千葉県内のイチゴ農家も高齢化が進んでいるという。猪野さんのように跡を継ぐ人も少なく、近年の自然災害の増加は、廃業を決断させるのに十分すぎる理由となっている。

たくさんのイチゴが実っていた猪野さんのビニールハウス(2018年猪野さん撮影)

「ハウスがダメになって、補修にかかった費用をこれから先取り戻せるかという話になったとき、自分が生きている間には取り戻せないっていう方がいらっしゃるということ。

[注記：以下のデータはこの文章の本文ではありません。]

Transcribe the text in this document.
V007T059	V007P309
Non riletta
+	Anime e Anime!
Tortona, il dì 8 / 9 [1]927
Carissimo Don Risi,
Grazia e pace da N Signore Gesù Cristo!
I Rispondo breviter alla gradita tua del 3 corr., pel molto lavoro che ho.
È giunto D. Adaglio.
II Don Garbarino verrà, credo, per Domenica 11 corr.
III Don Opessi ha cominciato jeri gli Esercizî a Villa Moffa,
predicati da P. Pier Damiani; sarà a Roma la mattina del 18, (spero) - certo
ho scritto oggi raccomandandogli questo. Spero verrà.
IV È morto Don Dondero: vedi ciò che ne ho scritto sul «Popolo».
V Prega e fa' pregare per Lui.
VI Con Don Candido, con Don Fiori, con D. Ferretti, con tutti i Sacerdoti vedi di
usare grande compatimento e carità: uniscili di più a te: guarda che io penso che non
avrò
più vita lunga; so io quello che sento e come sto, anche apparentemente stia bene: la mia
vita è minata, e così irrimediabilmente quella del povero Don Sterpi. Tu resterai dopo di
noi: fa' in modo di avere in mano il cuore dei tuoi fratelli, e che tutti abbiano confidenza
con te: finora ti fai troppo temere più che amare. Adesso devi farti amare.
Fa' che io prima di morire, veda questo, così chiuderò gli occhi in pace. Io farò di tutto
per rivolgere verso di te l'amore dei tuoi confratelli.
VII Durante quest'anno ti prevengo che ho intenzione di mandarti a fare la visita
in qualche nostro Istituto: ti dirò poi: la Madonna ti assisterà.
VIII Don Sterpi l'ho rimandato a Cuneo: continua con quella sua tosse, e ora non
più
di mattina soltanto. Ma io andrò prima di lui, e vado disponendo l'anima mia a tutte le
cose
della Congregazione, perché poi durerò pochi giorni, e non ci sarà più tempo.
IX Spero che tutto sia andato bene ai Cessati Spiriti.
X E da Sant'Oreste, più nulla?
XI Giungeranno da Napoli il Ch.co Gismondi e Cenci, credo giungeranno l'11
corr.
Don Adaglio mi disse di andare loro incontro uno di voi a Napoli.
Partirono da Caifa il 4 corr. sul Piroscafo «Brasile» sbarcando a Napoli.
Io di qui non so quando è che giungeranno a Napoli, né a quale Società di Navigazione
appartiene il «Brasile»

息子さんに『自分がここで頑張ったところで、この先何が起きるかわからない。自分の体にも、自然災害にしても。これを機に辞めてしまったほうがいいのではないか』と話したという方もいる」

こうした中、猪野さんたち若い生産者やその周囲の人が、「なんとか現状を知ってもらいたい。そして、現状を打開していきたい」と動き始めている。東金市出身で、東京で会社員をしている平林磨衣さんは、小中学校の同級生である猪野さんの窮状を救うべく、クラウドファンディングを開始した。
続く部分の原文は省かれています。